Several grant-funded programs are designed to attract and retain disadvantaged students and underrepresented minority populations:

  • Grace Scholars – increases access to post-secondary education in communities where college might otherwise be out of reach. Each year, the program provides 30 incoming freshman with 85 percent tuition coverage for four years. Historically, approximately 50% of these students are Hispanic.
  • Promise Program – a federally funded TRIO Student Support Services program, also serving first-generation and low-income college students at the university in order to help them remain in good academic standing, persist in college, and graduate with a baccalaureate degree. In 2021, 44% were Hispanic.
  • Caroline Scholars - the Caroline Scholars Program is a four-year scholarship program for first-year, full-time undergraduate students with a passion for social justice.

Groups and activities advance Hispanic achievement

The support for Hispanic students begins as soon as their first visit to the website, which offers abundant resources for Spanish-speaking families, as well as a staff of bilingual admissions counselors who lead tours and answer questions.

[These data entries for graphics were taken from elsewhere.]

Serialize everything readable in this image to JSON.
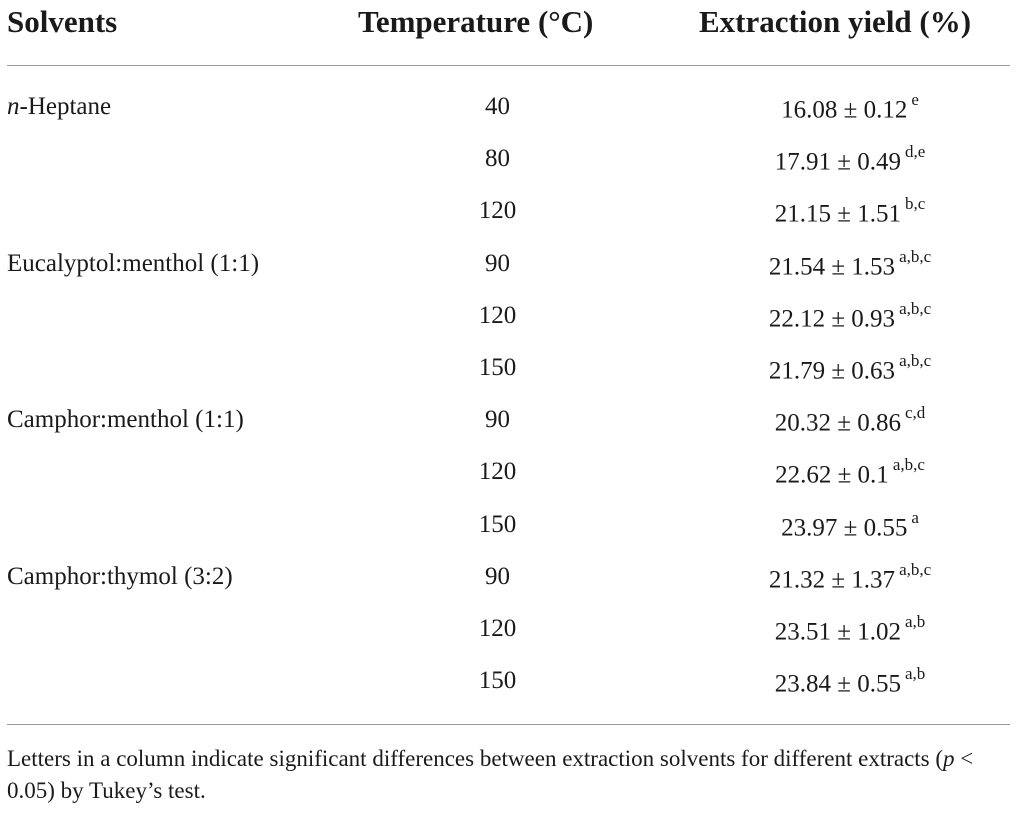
{
  "table": {
    "headers": {
      "solvents": "Solvents",
      "temperature": "Temperature (°C)",
      "yield": "Extraction yield (%)"
    },
    "rows": [
      {
        "solvent_italic": "n",
        "solvent": "-Heptane",
        "temp": "40",
        "yield": "16.08 ± 0.12",
        "sig": "e"
      },
      {
        "solvent_italic": "",
        "solvent": "",
        "temp": "80",
        "yield": "17.91 ± 0.49",
        "sig": "d,e"
      },
      {
        "solvent_italic": "",
        "solvent": "",
        "temp": "120",
        "yield": "21.15 ± 1.51",
        "sig": "b,c"
      },
      {
        "solvent_italic": "",
        "solvent": "Eucalyptol:menthol (1:1)",
        "temp": "90",
        "yield": "21.54 ± 1.53",
        "sig": "a,b,c"
      },
      {
        "solvent_italic": "",
        "solvent": "",
        "temp": "120",
        "yield": "22.12 ± 0.93",
        "sig": "a,b,c"
      },
      {
        "solvent_italic": "",
        "solvent": "",
        "temp": "150",
        "yield": "21.79 ± 0.63",
        "sig": "a,b,c"
      },
      {
        "solvent_italic": "",
        "solvent": "Camphor:menthol (1:1)",
        "temp": "90",
        "yield": "20.32 ± 0.86",
        "sig": "c,d"
      },
      {
        "solvent_italic": "",
        "solvent": "",
        "temp": "120",
        "yield": "22.62 ± 0.1",
        "sig": "a,b,c"
      },
      {
        "solvent_italic": "",
        "solvent": "",
        "temp": "150",
        "yield": "23.97 ± 0.55",
        "sig": "a"
      },
      {
        "solvent_italic": "",
        "solvent": "Camphor:thymol (3:2)",
        "temp": "90",
        "yield": "21.32 ± 1.37",
        "sig": "a,b,c"
      },
      {
        "solvent_italic": "",
        "solvent": "",
        "temp": "120",
        "yield": "23.51 ± 1.02",
        "sig": "a,b"
      },
      {
        "solvent_italic": "",
        "solvent": "",
        "temp": "150",
        "yield": "23.84 ± 0.55",
        "sig": "a,b"
      }
    ]
  },
  "footnote": {
    "part1": "Letters in a column indicate significant differences between extraction solvents for different extracts (",
    "p_italic": "p",
    "part2": " < 0.05) by Tukey’s test."
  }
}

It’s not unusual for Hispanic students to be the first in their families to attend college (in 2020, 46% of Hispanic students at MMU were first-generation students) and being welcoming and accessible to parents, guardians and students is an important goal.

As students progress through their program, there are clubs and organizations that give students the opportunity to explore and celebrate their heritage and history, at the same time making connections with leaders within the broader local Hispanic community.

One organization, Student Achieving Leadership through Spanish Activities (SALSA), holds events and fundraisers that promote understanding and showcase the culture of the Spanish-speaking world. Another group that meets regularly on campus, the campus chapter of the Hispanic Professionals of Greater Milwaukee (HPGM), provides networking and leadership opportunities with Milwaukee professionals. Both organizations are open to all students, regardless of ethnicity.

MMU places a strong emphasis on global learning, including programs in:

  • Global studies (major and minor)
  • Spanish (major and minor)
  • Spanish certificate for native and heritage speakers of Spanish

A number of exciting study abroad opportunities are available to Spanish-speaking countries including Costa Rica, Peru and Guatemala. Plus, generous financial aid and scholarship opportunities are available to help fund study abroad.


The goal of an HSI is to examine all facets of the community to make sure that everything aligns in way that welcomes and represents all students and their families.